Tandis que le jour déclinait et que les dernières couleurs s’embrassaient dans l’ombre du soir, de nouvelles lumières s’éveillèrent timidement. Les étoiles n’étaient pas encore tout à fait là : elles étaient de l’autre côté de la porte, se contentant de toquer, de discuter,
surveillées par cette ligne qui ne les laisserait rentrer que lorsque toutes les couleurs se seraient mises d’accord pour un bleu sombre et insondable.
Cette ligne, toujours présente, qui divisait le haut et le bas, rassemblait tous ceux qui se trouvaient sur son passage : elle traversait les continents, effleurait des océans, atteignait le sommet des montagnes, caressait les forêts et les déserts, parcourait les villes et les campagnes, et unifiait un monde qui en contenait mille. Des rivières de lumière
semblaient s’y jeter, des vents d’or et de rouge ondulaient le long de ses contours,
emportant avec eux les effluves des terres lointaines.

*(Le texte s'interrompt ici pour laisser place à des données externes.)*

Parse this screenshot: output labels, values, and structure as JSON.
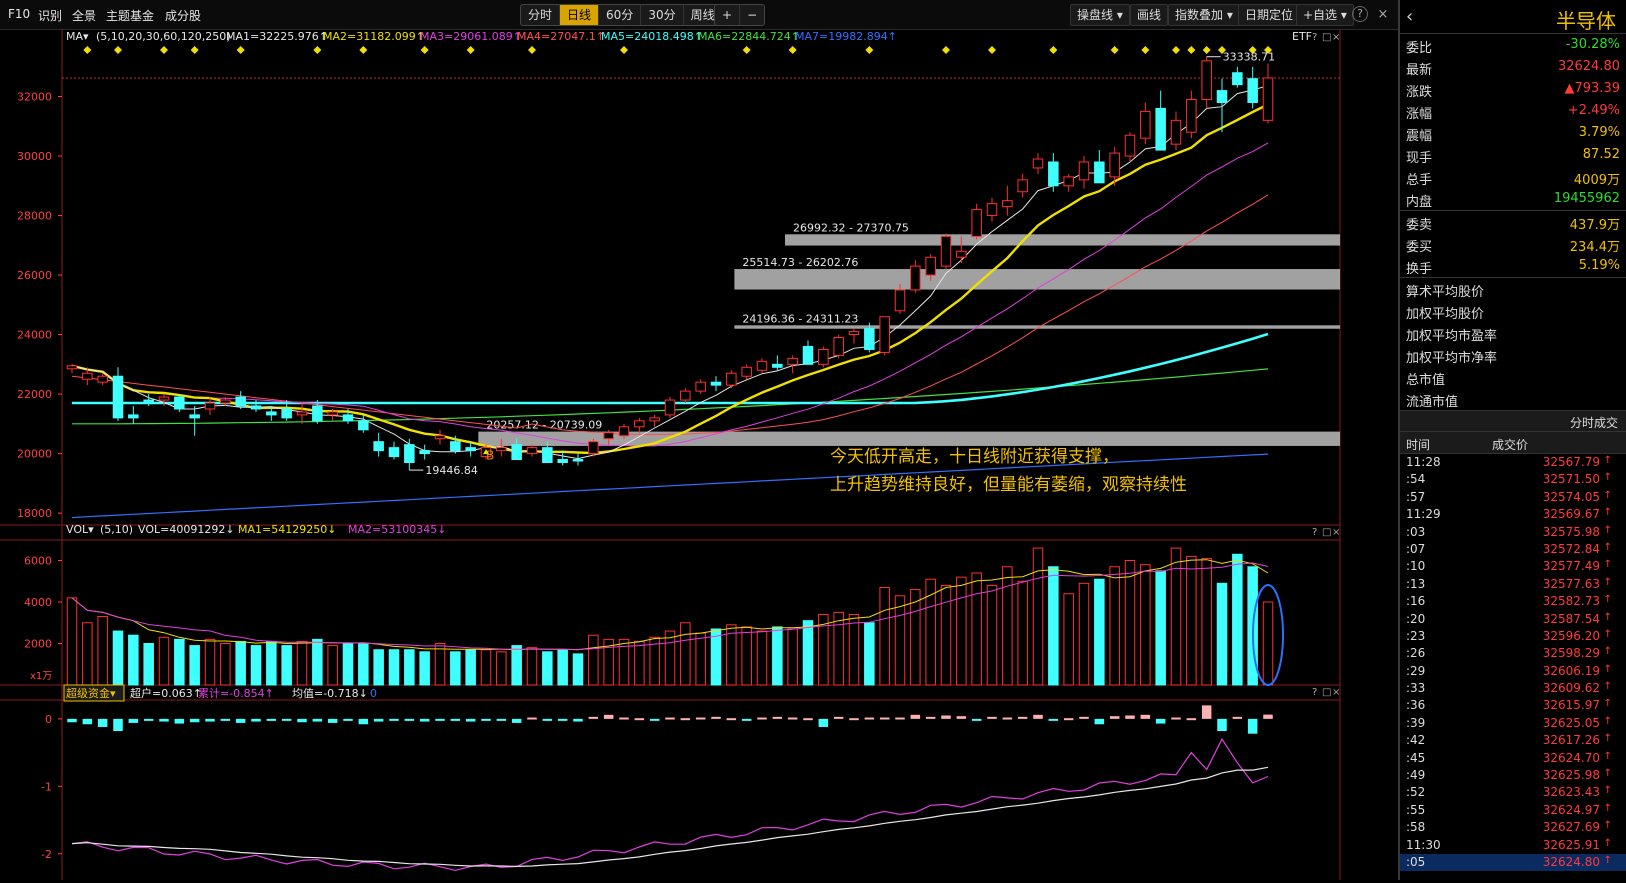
{
  "nav": {
    "f10": "F10",
    "identify": "识别",
    "overview": "全景",
    "theme_fund": "主题基金",
    "components": "成分股"
  },
  "periods": [
    "分时",
    "日线",
    "60分",
    "30分",
    "周线"
  ],
  "period_active": 1,
  "zoom_plus": "+",
  "zoom_minus": "−",
  "tools": {
    "panel_line": "操盘线",
    "draw": "画线",
    "index_overlay": "指数叠加",
    "date_locate": "日期定位",
    "watchlist": "+自选"
  },
  "help_icon": "?",
  "close_icon": "×",
  "etf_label": "ETF",
  "ma_legend": {
    "title": "MA",
    "params": "(5,10,20,30,60,120,250)",
    "items": [
      {
        "text": "MA1=32225.976↑",
        "color": "#e6e6e6"
      },
      {
        "text": "MA2=31182.099↑",
        "color": "#f0e000"
      },
      {
        "text": "MA3=29061.089↑",
        "color": "#e040e0"
      },
      {
        "text": "MA4=27047.1↑",
        "color": "#ff5050"
      },
      {
        "text": "MA5=24018.498↑",
        "color": "#40ffff"
      },
      {
        "text": "MA6=22844.724↑",
        "color": "#40e040"
      },
      {
        "text": "MA7=19982.894↑",
        "color": "#3070ff"
      }
    ]
  },
  "price_axis": [
    "32000",
    "30000",
    "28000",
    "26000",
    "24000",
    "22000",
    "20000",
    "18000"
  ],
  "annotations": {
    "high": "33338.71",
    "low": "19446.84",
    "zone1": "26992.32 - 27370.75",
    "zone2": "25514.73 - 26202.76",
    "zone3": "24196.36 - 24311.23",
    "zone4": "20257.12 - 20739.09",
    "buy_mark": "B",
    "comment1": "今天低开高走，十日线附近获得支撑，",
    "comment2": "上升趋势维持良好，但量能有萎缩，观察持续性"
  },
  "vol_legend": {
    "title": "VOL",
    "params": "(5,10)",
    "vol": "VOL=40091292↓",
    "ma1": "MA1=54129250↓",
    "ma2": "MA2=53100345↓"
  },
  "vol_axis": [
    "6000",
    "4000",
    "2000"
  ],
  "vol_unit": "x1万",
  "fund_legend": {
    "title": "超级资金",
    "super": "超户=0.063↑",
    "cum": "累计=-0.854↑",
    "avg": "均值=-0.718↓",
    "zero": "0"
  },
  "fund_axis": [
    "0",
    "-1",
    "-2"
  ],
  "panel_controls": {
    "help": "?",
    "restore": "□",
    "close": "×"
  },
  "sidebar": {
    "name": "半导体",
    "rows1": [
      {
        "label": "委比",
        "value": "-30.28%",
        "cls": "green"
      },
      {
        "label": "最新",
        "value": "32624.80",
        "cls": "red"
      },
      {
        "label": "涨跌",
        "value": "▲793.39",
        "cls": "red"
      },
      {
        "label": "涨幅",
        "value": "+2.49%",
        "cls": "red"
      },
      {
        "label": "震幅",
        "value": "3.79%",
        "cls": "yel"
      },
      {
        "label": "现手",
        "value": "87.52",
        "cls": "yel"
      },
      {
        "label": "总手",
        "value": "4009万",
        "cls": "yel"
      },
      {
        "label": "内盘",
        "value": "19455962",
        "cls": "green"
      }
    ],
    "rows2": [
      {
        "label": "委卖",
        "value": "437.9万",
        "cls": "yel"
      },
      {
        "label": "委买",
        "value": "234.4万",
        "cls": "yel"
      },
      {
        "label": "换手",
        "value": "5.19%",
        "cls": "yel"
      }
    ],
    "plain": [
      "算术平均股价",
      "加权平均股价",
      "加权平均市盈率",
      "加权平均市净率",
      "总市值",
      "流通市值"
    ],
    "ticks_title": "分时成交",
    "ticks_head": {
      "time": "时间",
      "price": "成交价"
    },
    "ticks": [
      {
        "t": "11:28",
        "p": "32567.79"
      },
      {
        "t": ":54",
        "p": "32571.50"
      },
      {
        "t": ":57",
        "p": "32574.05"
      },
      {
        "t": "11:29",
        "p": "32569.67"
      },
      {
        "t": ":03",
        "p": "32575.98"
      },
      {
        "t": ":07",
        "p": "32572.84"
      },
      {
        "t": ":10",
        "p": "32577.49"
      },
      {
        "t": ":13",
        "p": "32577.63"
      },
      {
        "t": ":16",
        "p": "32582.73"
      },
      {
        "t": ":20",
        "p": "32587.54"
      },
      {
        "t": ":23",
        "p": "32596.20"
      },
      {
        "t": ":26",
        "p": "32598.29"
      },
      {
        "t": ":29",
        "p": "32606.19"
      },
      {
        "t": ":33",
        "p": "32609.62"
      },
      {
        "t": ":36",
        "p": "32615.97"
      },
      {
        "t": ":39",
        "p": "32625.05"
      },
      {
        "t": ":42",
        "p": "32617.26"
      },
      {
        "t": ":45",
        "p": "32624.70"
      },
      {
        "t": ":49",
        "p": "32625.98"
      },
      {
        "t": ":52",
        "p": "32623.43"
      },
      {
        "t": ":55",
        "p": "32624.97"
      },
      {
        "t": ":58",
        "p": "32627.69"
      },
      {
        "t": "11:30",
        "p": "32625.91"
      },
      {
        "t": ":05",
        "p": "32624.80"
      }
    ]
  },
  "candles": [
    [
      22850,
      23000,
      22700,
      22950
    ],
    [
      22500,
      22900,
      22300,
      22700
    ],
    [
      22400,
      22700,
      22300,
      22600
    ],
    [
      22600,
      22900,
      21100,
      21200
    ],
    [
      21300,
      21600,
      21000,
      21200
    ],
    [
      21800,
      22000,
      21600,
      21700
    ],
    [
      21800,
      22000,
      21600,
      21900
    ],
    [
      21900,
      22000,
      21400,
      21500
    ],
    [
      21300,
      21600,
      20600,
      21200
    ],
    [
      21500,
      21900,
      21300,
      21700
    ],
    [
      21700,
      21900,
      21600,
      21800
    ],
    [
      21900,
      22100,
      21500,
      21600
    ],
    [
      21600,
      21800,
      21400,
      21500
    ],
    [
      21400,
      21600,
      21100,
      21300
    ],
    [
      21500,
      21800,
      21100,
      21200
    ],
    [
      21300,
      21700,
      21000,
      21400
    ],
    [
      21600,
      21800,
      21000,
      21100
    ],
    [
      21300,
      21500,
      21100,
      21400
    ],
    [
      21300,
      21500,
      21000,
      21100
    ],
    [
      21100,
      21300,
      20700,
      20800
    ],
    [
      20400,
      20700,
      19900,
      20100
    ],
    [
      20200,
      20400,
      19800,
      19900
    ],
    [
      20300,
      20500,
      19446,
      19700
    ],
    [
      20100,
      20300,
      19800,
      20000
    ],
    [
      20500,
      20800,
      20300,
      20600
    ],
    [
      20400,
      20600,
      20000,
      20100
    ],
    [
      20200,
      20400,
      19900,
      20100
    ],
    [
      19900,
      20300,
      19800,
      20200
    ],
    [
      20100,
      20500,
      19900,
      20200
    ],
    [
      20300,
      20500,
      19900,
      19800
    ],
    [
      20000,
      20300,
      19900,
      20200
    ],
    [
      20200,
      20400,
      19700,
      19700
    ],
    [
      19800,
      20100,
      19600,
      19700
    ],
    [
      19800,
      20000,
      19600,
      19750
    ],
    [
      20000,
      20500,
      19900,
      20400
    ],
    [
      20500,
      20800,
      20300,
      20700
    ],
    [
      20600,
      21000,
      20500,
      20900
    ],
    [
      20900,
      21200,
      20700,
      21100
    ],
    [
      21100,
      21300,
      20900,
      21200
    ],
    [
      21300,
      21900,
      21200,
      21800
    ],
    [
      21800,
      22200,
      21700,
      22100
    ],
    [
      22100,
      22500,
      22000,
      22400
    ],
    [
      22400,
      22600,
      22100,
      22300
    ],
    [
      22300,
      22800,
      22200,
      22700
    ],
    [
      22600,
      23000,
      22500,
      22900
    ],
    [
      22800,
      23200,
      22700,
      23100
    ],
    [
      23000,
      23300,
      22800,
      22900
    ],
    [
      23000,
      23300,
      22700,
      23200
    ],
    [
      23600,
      23800,
      23100,
      23000
    ],
    [
      23000,
      23600,
      22900,
      23500
    ],
    [
      23300,
      24000,
      23200,
      23900
    ],
    [
      24000,
      24200,
      23700,
      24100
    ],
    [
      24200,
      24400,
      23400,
      23500
    ],
    [
      23400,
      24600,
      23300,
      24600
    ],
    [
      24800,
      25700,
      24700,
      25500
    ],
    [
      25500,
      26500,
      25400,
      26300
    ],
    [
      26000,
      26700,
      25800,
      26600
    ],
    [
      26300,
      27400,
      26200,
      27300
    ],
    [
      26600,
      27300,
      26400,
      26800
    ],
    [
      27300,
      28400,
      27200,
      28200
    ],
    [
      28000,
      28600,
      27800,
      28400
    ],
    [
      28300,
      29000,
      28000,
      28500
    ],
    [
      28800,
      29400,
      28600,
      29200
    ],
    [
      29600,
      30100,
      29400,
      29900
    ],
    [
      29800,
      30100,
      28800,
      29000
    ],
    [
      29000,
      29400,
      28800,
      29300
    ],
    [
      29200,
      30000,
      28900,
      29800
    ],
    [
      29800,
      30200,
      29100,
      29100
    ],
    [
      29300,
      30300,
      29000,
      30100
    ],
    [
      30000,
      30800,
      29800,
      30700
    ],
    [
      30600,
      31800,
      30400,
      31500
    ],
    [
      31600,
      32200,
      30600,
      30200
    ],
    [
      30400,
      31500,
      30200,
      31200
    ],
    [
      30800,
      32200,
      30600,
      31900
    ],
    [
      31900,
      33338,
      31600,
      33200
    ],
    [
      32200,
      32600,
      30800,
      31800
    ],
    [
      32800,
      33000,
      32300,
      32400
    ],
    [
      32600,
      33000,
      31600,
      31800
    ],
    [
      31200,
      33100,
      31100,
      32624
    ]
  ],
  "vol": [
    4200,
    3000,
    3300,
    2600,
    2400,
    2000,
    2300,
    2200,
    1900,
    2200,
    2000,
    2100,
    1900,
    2100,
    1900,
    2100,
    2200,
    1900,
    2000,
    2000,
    1700,
    1700,
    1700,
    1600,
    2000,
    1600,
    1700,
    1700,
    1600,
    1900,
    1800,
    1600,
    1700,
    1500,
    2400,
    2200,
    2200,
    2100,
    2300,
    2600,
    3000,
    2500,
    2700,
    2900,
    2800,
    2600,
    2800,
    2700,
    3100,
    3400,
    3500,
    3400,
    3000,
    4700,
    4300,
    4600,
    5100,
    4800,
    5200,
    5400,
    4800,
    5700,
    5000,
    6600,
    5700,
    4400,
    4900,
    5100,
    5700,
    6000,
    5800,
    5500,
    6600,
    6200,
    6100,
    4900,
    6300,
    5700,
    4000
  ],
  "ma1_end": 32226,
  "ma2_end": 31182,
  "ma3_end": 29061,
  "ma4_end": 27047,
  "ma5_end": 24018,
  "ma6_end": 22845,
  "ma7_end": 19983
}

Partout où elle passait, les regards se posaient sur elle, chacun à sa manière. Ainsi, elle était douce pour certains, tranchante pour d’autres. Les couleurs des terres et des visages, les gestes et les habitudes, les langues et les chants, multiples et authentiques, se mêlaient comme dans un vaste tissu en mouvement, grâce à cette ligne qui les reliait tous. Et pourtant, au-dessus de tant de diversité et de richesse, elle restait une et unique,
commune à tous et différente à chacun.
Et dans cet espace suspendu, quelque chose se mit à vibrer : de fins filaments dorés, tissés à partir de lignes de cœur. Ils serpentaient, se croisaient, se rencontraient et puis s’éloignaient à la manière d’une valse lente et intrigante. L’un était de fascination, l’autre
de vertige face à cette immensité à jamais inatteignable et pourtant si tangible. Un
troisième ondulait. Il était plus lumineux, chargé d’un émerveillement calme, celui de pouvoir regarder si loin, de voir le monde s’ouvrir et se déverser dans l’éternel.

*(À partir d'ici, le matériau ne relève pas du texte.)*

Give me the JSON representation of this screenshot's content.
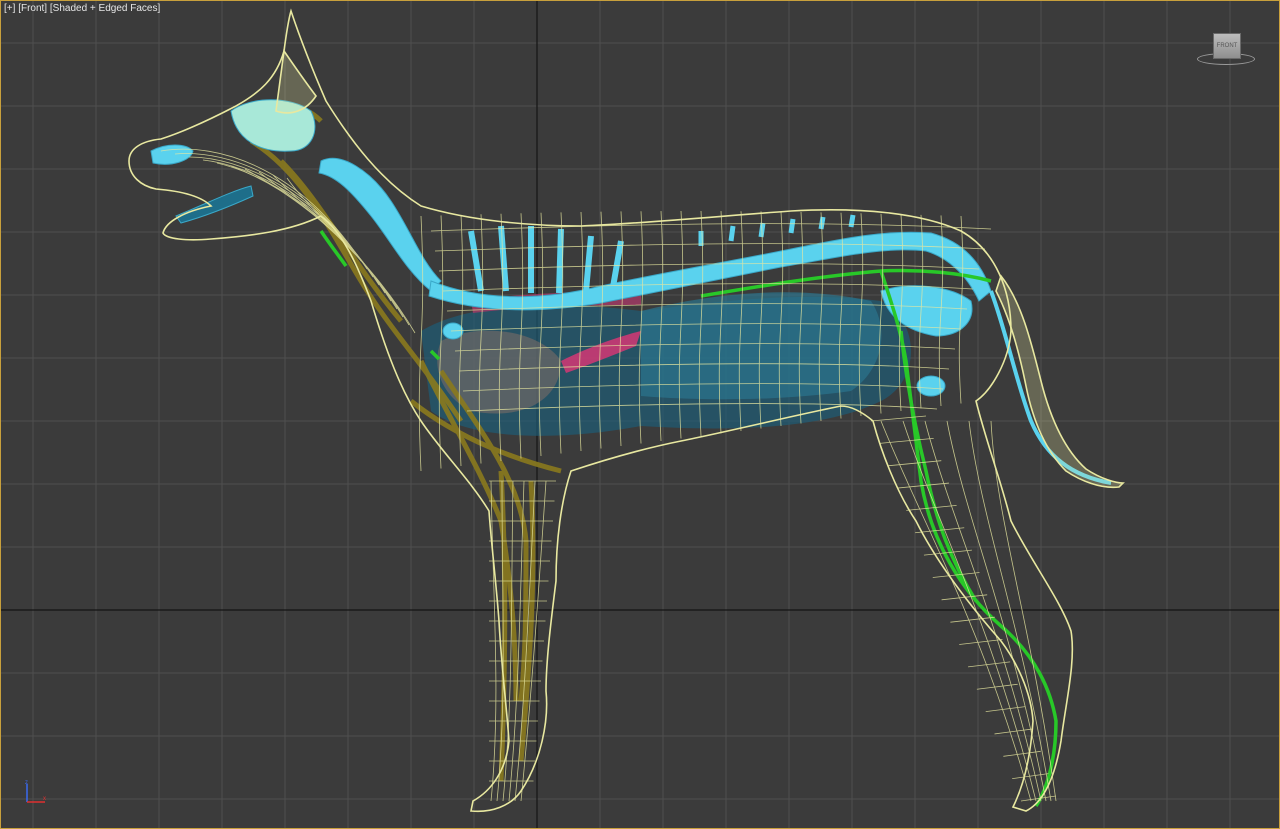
{
  "viewport": {
    "label_plus": "[+]",
    "label_view": "[Front]",
    "label_shading": "[Shaded + Edged Faces]",
    "viewcube_face": "FRONT"
  },
  "colors": {
    "background": "#3b3b3b",
    "grid": "#4e4e4e",
    "axis_line": "#111111",
    "wireframe": "#e8e8a0",
    "skeleton": "#5ad2ee",
    "muscle": "#8a7a1e",
    "nerve": "#28c828",
    "organ_dark": "#1e6e8a",
    "organ_pink": "#c83c78",
    "border": "#c8a03c"
  },
  "icons": {
    "viewcube": "viewcube-icon",
    "axis": "axis-tripod-icon"
  }
}
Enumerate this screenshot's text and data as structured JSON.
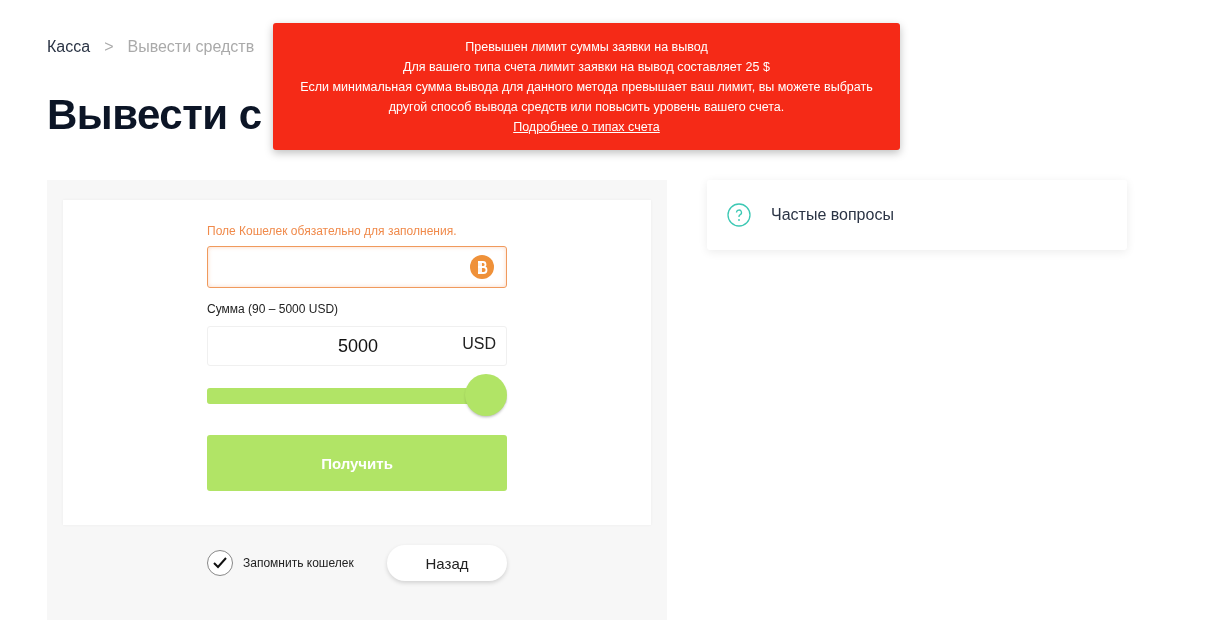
{
  "breadcrumb": {
    "items": [
      "Касса",
      "Вывести средств"
    ],
    "separator": ">"
  },
  "title": "Вывести с",
  "form": {
    "wallet_error": "Поле Кошелек обязательно для заполнения.",
    "wallet_invalid": true,
    "amount_label": "Сумма (90 – 5000 USD)",
    "amount": "5000",
    "currency": "USD",
    "slider": {
      "level": 1
    },
    "submit": "Получить",
    "remember": {
      "label": "Запомнить кошелек",
      "checked": true
    },
    "back": "Назад"
  },
  "faq": {
    "label": "Частые вопросы"
  },
  "toast": {
    "lines": [
      "Превышен лимит суммы заявки на вывод",
      "Для вашего типа счета лимит заявки на вывод составляет 25 $",
      "Если минимальная сумма вывода для данного метода превышает ваш лимит, вы можете выбрать другой способ вывода средств или повысить уровень вашего счета."
    ],
    "link": "Подробнее о типах счета"
  }
}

Ces filaments ne disparaissaient pas avec la nuit. Ils restaient là, invisibles peut-être,
mais persistants. Des années plus tard, ils réapparurent au détour d’une route, derrière la vitre d’une voiture, lorsque le regard cherchait instinctivement cette frontière, ce repère, cette ligne lointaine. L’horizon était devenu un pilier immuable sur lequel s’appuyait l’infini. Celui qui prenait la relève du soleil en attendant le réveil de la lune, et qui semblait disparaître dans une mer d’encre ou de nuages, lorsque les deux astres étaient à leur place. Toujours là, toujours fuyant, elle promettait l’infini, rappelant constamment la petitesse de la vie et la fragilité du temps. Et chaque fois qu’elle réapparaissait, cette ligne au loin, les filaments se remettaient à vibrer, rappelant que le monde est vaste et que l’horizon recule toujours d’un pas face à celui qui trouve le courage d’avancer.